Almost every food craving you could ever think of could be satisfied by at least one of the food trucks at any given Off the Grid location in San Francisco. In just a couple of years, OtG in Fort Mason has become the single largest weekly block party for foodies in the Bay Area.
But with almost every food category being represented there, is there fear of street food being a trend that’s reaching oversaturation? Off the Grid’s man-in-charge, Matt Cohen, says absolutely not.
“I think of Asia and how prolific street food is and how it’s a part of people’s lives. Will all of them launching right now stay in business? Probably not. But there’s a long way to go before we hit the saturation point. The rest of the world has experience with street food and we were so far behind here in the Bay Area. People had to think of them not as roach coaches, so we just had to catch up.”

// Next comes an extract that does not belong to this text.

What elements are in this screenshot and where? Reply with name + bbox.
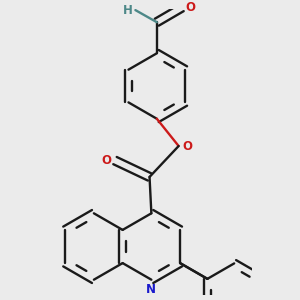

Cohen fell in love with street food while living in Japan as an English teacher. When he returned to the States, he tried to start his own food truck in 2007. His plans got halted after the recession hit, and he decided to turn his experience with getting a mobile food business started, permits, rules and all, into a food truck consultant business in 2008. Eventually, the idea of Off the Grid got off the ground.
“My clients were asking how we could find better locations and how trucks could group together at different locations. There was obviously a need and it was clear that no one truck could handle the task alone. Off the Grid is more of a curation of these food trucks.”
There are now six Off the Grid (OtG) events throughout the week in San Francisco, and possible OtGs in San Mateo, the South Bay and East Bay expected to be announced within the next six weeks. But is all this street food too much?
“What we’ve learned is that the only ‘destination’ OtG is Fort Mason in the city, where people from all over the Bay Area come to visit. Most of the other current locations are driven by locals and their needs in those areas. We like to create and attract community in the places we go, and those spots seem to have a need. And we try to make sure we switch out the trucks so it’s never the same experience every time.”
Cohen says they have 30-40 food trucks on their roster right now, but expect that number to DOUBLE by the end of the season! And there’s no threat of too much culinary overlap, either.
“No one would argue that we don’t need more fusion taco trucks and cupcake trucks. But there are a number of burger, sandwich, soup, pizza and salad food trucks coming soon.”
It’s only been about four years since food carts, trucks and the like hit the Bay Area, but the category has seen a lot of evolution since 2007.
“I think we’re sort of entering a third wave with the food truck scene here. There were guerrilla street food carts for a while with the Magic Curry and Crème Brulee Karts. They brought a lot of attention to the fun and whimsy of eating on the street. Plus, they really knew how to cook.”
“Then the second coming was when those guys, along with formal chefs, saw a demand for it but realized you couldn’t make a living with underground street food. It’s not a long term job, it’s a hobby. And experienced restauranteurs liked the simplicity of the truck.”
“Now, there’s a third wave happening, where people are taking that blueprint of the mobile food truck and going in all sorts of directions, like Rib Whip and Le Truc. There’s a ton of new trucks coming out now.”
Street food may still seem new to us, but there’s no reason why it can’t be here to stay, much like it is in other parts of the world. Of course, Cohen has a business stake in it all, but he’s attracted to this type of culinary experience for personal reasons too.
“I love eating outside! We can all try different foods and sit outside, have a great time, run into friends, and it’s affordable. Your kids can run around, you can bring your dog, and run into people you haven’t seen in a while. It’s a community space.”
As for the food truck he bought in 2007, he’s still got it, and just recently decided to start renting it out.
“We actually just started using the truck I bought back in 2007. We’re not serving food off of it, but it’s great for demos for chefs who are considering starting their own street food business, or for someone who wants to try it out before considering buying one for themselves. And it’s got televisions attached to it so it’s great for broadcasting Giants games.”